At the top of the hill were homes, a driving range and a poolside by a cliff. Our ryokan stood on the other side of the hill, down below and not far away from the club. Being a hotel with a restaurant by the roadside, we were upgraded to the homestead a couple of hundred meters behind the hotel. Walking there requires passing by homes with luxury cars parked inside!

The rooms at the ryokan were big. Bernie got the honeymoon suite with a verandah that opens out to the Japanese garden. The toilets and bathrooms though are shared, making it a tad inconvenient.

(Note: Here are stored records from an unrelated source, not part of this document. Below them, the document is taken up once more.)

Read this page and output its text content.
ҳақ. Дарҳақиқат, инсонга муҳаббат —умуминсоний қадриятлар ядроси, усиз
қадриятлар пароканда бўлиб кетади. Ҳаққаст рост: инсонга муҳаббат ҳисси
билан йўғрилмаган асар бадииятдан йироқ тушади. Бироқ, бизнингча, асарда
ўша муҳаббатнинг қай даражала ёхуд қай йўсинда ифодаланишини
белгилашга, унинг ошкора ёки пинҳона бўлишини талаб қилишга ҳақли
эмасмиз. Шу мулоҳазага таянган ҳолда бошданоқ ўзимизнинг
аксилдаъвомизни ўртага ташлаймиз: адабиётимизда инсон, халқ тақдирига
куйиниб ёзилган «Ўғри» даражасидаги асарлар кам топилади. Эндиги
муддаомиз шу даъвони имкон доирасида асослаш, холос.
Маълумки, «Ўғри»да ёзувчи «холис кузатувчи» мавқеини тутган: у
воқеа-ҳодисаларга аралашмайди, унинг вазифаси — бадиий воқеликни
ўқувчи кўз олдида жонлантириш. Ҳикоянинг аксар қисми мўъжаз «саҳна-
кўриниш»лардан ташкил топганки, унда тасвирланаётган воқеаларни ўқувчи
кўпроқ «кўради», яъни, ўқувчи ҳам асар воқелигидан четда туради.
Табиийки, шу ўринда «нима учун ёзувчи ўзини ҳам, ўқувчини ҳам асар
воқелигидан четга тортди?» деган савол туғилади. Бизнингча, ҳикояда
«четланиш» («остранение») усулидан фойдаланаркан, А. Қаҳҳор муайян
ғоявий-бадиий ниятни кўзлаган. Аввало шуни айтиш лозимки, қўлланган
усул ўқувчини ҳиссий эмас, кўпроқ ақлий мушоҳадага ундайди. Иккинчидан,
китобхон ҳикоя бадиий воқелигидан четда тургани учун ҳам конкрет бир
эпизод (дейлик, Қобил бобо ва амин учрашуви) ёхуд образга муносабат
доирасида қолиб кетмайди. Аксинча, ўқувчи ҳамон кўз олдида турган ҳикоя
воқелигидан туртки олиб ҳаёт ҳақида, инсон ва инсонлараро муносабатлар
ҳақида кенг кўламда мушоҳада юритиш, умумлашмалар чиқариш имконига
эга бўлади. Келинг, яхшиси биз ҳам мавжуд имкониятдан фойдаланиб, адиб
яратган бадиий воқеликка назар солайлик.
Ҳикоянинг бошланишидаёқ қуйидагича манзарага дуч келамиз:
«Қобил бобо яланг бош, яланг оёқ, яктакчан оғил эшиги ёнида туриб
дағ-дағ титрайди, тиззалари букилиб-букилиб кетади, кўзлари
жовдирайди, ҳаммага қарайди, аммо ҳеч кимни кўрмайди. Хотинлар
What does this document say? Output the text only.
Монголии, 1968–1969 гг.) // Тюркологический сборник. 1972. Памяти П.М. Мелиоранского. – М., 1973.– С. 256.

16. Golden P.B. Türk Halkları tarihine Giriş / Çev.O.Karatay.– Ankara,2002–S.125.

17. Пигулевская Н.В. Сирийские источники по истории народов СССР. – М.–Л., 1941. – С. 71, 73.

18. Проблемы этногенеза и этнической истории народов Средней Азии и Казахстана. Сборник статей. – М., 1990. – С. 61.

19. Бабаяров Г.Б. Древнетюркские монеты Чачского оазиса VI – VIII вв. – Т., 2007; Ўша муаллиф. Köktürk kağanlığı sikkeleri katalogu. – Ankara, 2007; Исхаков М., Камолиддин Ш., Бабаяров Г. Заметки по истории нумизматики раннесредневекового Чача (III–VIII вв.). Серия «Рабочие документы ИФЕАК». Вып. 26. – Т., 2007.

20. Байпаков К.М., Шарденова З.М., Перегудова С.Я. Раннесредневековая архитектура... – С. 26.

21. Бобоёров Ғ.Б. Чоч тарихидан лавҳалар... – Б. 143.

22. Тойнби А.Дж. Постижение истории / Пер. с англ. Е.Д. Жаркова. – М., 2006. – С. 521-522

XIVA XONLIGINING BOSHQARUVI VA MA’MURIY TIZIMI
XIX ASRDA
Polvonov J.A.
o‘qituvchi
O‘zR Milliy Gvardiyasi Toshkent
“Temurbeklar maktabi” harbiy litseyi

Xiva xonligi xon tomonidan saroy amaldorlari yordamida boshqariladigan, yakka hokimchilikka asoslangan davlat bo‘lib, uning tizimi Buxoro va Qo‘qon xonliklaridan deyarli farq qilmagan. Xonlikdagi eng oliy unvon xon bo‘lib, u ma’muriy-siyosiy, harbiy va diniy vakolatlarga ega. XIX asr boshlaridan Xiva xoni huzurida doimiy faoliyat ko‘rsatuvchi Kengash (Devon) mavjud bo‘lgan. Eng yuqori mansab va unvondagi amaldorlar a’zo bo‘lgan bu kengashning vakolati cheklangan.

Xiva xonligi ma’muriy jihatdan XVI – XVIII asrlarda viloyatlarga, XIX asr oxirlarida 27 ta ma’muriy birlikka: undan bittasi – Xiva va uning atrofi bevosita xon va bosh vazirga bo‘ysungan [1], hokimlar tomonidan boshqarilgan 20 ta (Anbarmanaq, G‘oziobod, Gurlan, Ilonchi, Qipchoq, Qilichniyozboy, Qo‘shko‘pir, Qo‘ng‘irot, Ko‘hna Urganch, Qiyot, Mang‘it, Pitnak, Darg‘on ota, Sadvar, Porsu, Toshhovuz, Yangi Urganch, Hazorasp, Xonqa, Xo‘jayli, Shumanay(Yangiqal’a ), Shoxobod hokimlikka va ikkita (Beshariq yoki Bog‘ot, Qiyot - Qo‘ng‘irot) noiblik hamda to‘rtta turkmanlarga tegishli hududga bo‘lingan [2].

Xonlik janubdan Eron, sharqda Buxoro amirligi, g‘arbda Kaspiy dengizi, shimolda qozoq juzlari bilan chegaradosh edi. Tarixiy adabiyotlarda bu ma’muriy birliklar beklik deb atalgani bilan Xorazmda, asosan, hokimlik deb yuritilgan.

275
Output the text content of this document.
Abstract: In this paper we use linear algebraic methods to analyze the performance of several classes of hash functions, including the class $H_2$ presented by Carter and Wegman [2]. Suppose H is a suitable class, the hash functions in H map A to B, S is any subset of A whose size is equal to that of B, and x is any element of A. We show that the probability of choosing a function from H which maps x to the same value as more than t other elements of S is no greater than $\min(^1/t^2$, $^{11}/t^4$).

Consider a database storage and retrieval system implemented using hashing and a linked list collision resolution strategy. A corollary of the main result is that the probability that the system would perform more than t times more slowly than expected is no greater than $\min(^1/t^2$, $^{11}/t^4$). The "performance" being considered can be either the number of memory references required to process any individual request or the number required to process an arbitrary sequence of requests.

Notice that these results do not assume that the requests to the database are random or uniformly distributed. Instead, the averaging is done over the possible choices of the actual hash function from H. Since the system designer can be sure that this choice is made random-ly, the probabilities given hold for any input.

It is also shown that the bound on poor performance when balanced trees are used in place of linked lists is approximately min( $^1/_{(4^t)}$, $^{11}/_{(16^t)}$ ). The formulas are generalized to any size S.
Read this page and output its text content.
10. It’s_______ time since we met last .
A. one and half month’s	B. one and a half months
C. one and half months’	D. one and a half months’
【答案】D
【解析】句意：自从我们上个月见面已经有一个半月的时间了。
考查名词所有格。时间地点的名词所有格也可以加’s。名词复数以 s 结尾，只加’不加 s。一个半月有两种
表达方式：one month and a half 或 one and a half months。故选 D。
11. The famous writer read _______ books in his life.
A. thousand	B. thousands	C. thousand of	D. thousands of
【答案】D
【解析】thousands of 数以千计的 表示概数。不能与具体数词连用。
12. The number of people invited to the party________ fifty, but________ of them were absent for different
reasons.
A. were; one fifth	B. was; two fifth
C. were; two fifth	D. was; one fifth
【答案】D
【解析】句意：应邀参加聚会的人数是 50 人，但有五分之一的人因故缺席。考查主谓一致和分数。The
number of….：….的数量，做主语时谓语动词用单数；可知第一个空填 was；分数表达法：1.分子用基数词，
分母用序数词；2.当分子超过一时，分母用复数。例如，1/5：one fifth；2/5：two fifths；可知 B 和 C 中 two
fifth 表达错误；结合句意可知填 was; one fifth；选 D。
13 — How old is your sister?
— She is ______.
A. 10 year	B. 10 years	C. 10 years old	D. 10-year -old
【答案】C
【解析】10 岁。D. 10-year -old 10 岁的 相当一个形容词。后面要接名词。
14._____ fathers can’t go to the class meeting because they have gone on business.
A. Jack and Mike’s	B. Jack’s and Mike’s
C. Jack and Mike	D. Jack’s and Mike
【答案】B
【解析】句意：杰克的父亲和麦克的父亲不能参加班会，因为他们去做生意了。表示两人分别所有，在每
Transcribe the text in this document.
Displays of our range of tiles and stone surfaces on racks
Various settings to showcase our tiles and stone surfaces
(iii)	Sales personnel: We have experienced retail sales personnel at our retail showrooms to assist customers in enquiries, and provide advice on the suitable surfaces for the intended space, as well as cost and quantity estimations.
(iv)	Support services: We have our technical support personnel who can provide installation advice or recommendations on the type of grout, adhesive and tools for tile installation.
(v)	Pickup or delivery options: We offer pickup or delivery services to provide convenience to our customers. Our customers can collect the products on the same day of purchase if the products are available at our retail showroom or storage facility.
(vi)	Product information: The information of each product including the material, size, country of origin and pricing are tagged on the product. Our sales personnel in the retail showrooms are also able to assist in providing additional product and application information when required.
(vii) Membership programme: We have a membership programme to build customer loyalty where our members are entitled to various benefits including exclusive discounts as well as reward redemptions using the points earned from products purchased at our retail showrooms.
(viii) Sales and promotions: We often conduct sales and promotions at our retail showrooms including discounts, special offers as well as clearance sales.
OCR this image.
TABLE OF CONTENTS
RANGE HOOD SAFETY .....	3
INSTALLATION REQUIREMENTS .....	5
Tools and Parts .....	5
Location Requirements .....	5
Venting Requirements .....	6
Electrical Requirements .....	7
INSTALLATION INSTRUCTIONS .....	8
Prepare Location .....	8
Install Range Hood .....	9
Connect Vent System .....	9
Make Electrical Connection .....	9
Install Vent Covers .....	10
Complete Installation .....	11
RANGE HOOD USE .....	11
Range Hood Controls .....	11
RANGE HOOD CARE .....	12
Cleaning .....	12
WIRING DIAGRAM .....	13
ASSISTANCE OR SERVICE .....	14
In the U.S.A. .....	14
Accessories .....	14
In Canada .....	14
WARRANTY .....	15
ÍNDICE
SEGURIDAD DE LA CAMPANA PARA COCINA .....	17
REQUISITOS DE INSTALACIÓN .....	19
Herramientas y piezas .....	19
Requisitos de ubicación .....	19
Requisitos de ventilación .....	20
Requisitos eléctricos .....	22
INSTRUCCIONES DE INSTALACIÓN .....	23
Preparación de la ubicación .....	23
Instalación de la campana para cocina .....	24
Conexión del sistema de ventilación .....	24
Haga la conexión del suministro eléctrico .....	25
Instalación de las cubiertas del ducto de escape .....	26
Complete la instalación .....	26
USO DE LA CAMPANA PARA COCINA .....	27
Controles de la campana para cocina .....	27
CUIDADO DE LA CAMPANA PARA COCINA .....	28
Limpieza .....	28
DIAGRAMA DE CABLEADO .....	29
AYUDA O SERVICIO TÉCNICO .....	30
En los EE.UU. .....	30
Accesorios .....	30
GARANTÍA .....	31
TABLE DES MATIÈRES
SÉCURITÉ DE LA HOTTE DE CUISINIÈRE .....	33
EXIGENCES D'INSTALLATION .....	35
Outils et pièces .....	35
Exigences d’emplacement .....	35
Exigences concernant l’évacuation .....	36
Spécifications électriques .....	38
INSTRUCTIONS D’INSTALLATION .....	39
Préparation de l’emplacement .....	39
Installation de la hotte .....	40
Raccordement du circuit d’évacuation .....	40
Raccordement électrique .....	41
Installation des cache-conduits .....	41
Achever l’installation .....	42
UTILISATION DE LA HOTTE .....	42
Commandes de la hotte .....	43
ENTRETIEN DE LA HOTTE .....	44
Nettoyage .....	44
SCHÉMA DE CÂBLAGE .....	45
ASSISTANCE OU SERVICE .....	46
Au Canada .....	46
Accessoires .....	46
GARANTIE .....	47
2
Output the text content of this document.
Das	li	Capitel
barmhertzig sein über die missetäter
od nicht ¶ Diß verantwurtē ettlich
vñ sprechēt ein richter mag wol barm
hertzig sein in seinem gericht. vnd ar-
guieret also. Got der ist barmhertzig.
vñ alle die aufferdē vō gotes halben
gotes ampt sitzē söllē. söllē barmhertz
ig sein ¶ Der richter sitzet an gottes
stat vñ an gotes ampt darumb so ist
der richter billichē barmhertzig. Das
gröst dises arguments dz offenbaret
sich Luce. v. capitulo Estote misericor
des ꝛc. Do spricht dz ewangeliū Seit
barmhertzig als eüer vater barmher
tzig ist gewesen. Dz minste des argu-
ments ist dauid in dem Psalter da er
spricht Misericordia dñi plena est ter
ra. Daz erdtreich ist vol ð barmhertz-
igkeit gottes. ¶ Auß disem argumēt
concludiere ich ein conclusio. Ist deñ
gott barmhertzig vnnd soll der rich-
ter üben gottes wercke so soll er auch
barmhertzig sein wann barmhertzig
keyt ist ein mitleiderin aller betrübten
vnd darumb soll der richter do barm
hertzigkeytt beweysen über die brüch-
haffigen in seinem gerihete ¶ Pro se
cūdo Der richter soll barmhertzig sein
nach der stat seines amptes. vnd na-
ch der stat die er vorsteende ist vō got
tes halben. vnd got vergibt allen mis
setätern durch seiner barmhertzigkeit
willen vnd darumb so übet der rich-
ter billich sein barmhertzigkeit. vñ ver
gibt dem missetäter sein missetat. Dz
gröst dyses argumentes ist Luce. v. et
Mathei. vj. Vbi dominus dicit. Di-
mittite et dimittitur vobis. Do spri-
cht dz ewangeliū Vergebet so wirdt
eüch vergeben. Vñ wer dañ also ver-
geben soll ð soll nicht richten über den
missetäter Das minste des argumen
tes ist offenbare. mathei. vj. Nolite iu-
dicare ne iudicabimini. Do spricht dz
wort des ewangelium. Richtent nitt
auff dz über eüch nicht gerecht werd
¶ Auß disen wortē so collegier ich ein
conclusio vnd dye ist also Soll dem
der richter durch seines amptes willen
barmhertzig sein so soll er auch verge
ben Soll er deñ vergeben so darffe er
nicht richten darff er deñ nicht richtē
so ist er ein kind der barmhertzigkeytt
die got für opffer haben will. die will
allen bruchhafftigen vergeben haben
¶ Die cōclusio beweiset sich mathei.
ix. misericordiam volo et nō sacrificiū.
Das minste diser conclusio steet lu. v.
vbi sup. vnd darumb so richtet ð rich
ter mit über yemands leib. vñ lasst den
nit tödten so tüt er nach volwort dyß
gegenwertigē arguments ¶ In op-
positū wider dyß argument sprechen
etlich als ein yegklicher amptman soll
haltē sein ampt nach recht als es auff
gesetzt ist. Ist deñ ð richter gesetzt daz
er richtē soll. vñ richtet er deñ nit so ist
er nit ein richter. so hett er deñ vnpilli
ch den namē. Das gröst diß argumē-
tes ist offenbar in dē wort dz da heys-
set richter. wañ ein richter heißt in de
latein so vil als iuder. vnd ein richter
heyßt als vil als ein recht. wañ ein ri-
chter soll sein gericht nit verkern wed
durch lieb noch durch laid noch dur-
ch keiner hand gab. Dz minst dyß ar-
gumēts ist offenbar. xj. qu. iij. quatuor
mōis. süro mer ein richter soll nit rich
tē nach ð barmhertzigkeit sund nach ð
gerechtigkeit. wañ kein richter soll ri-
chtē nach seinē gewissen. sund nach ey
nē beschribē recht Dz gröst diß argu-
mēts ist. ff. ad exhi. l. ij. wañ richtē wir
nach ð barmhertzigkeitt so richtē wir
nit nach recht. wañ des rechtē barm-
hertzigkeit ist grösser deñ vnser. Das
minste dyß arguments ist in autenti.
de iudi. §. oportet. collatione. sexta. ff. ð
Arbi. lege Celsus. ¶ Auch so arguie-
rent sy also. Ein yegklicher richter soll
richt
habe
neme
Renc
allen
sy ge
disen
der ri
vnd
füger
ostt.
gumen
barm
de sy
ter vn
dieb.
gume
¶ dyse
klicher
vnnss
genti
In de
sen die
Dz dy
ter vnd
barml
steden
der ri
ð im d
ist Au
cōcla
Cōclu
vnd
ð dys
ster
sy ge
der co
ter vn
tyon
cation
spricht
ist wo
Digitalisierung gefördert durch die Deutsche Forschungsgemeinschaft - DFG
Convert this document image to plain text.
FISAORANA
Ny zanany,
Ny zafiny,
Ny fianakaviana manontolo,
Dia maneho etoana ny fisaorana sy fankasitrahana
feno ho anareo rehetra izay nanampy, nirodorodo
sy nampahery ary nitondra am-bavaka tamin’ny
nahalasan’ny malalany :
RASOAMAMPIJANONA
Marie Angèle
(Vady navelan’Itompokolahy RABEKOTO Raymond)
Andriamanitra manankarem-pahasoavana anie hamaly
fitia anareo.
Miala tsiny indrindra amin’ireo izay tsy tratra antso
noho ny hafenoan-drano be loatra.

That evening,Suzie and Claudine experienced their first communal washing by the stainless steel sink while the boys showered behind thin shower curtains that flapped as they moved about. When it was the ladies' turn, they locked the main door to the bathroom, preferring privacy. It was a peculiar experience chatting as they bathed and making friends with a fellow Japanese lady from Osaka who joined them in the bathroom!!!


Living area
Dining
Onsen
As the ryokan was far from any restaurants or convenience stores, everyone dined in house. The food was a bit pricey but relatively good.
That night, we slept on futons, weighed down by kakebutons, while enjoying sweet dreams. What happened in the honeymoon suite stays behind the shoji! Our 3 French elders, though only returned in the wee hours of the night, spent and wasted!!!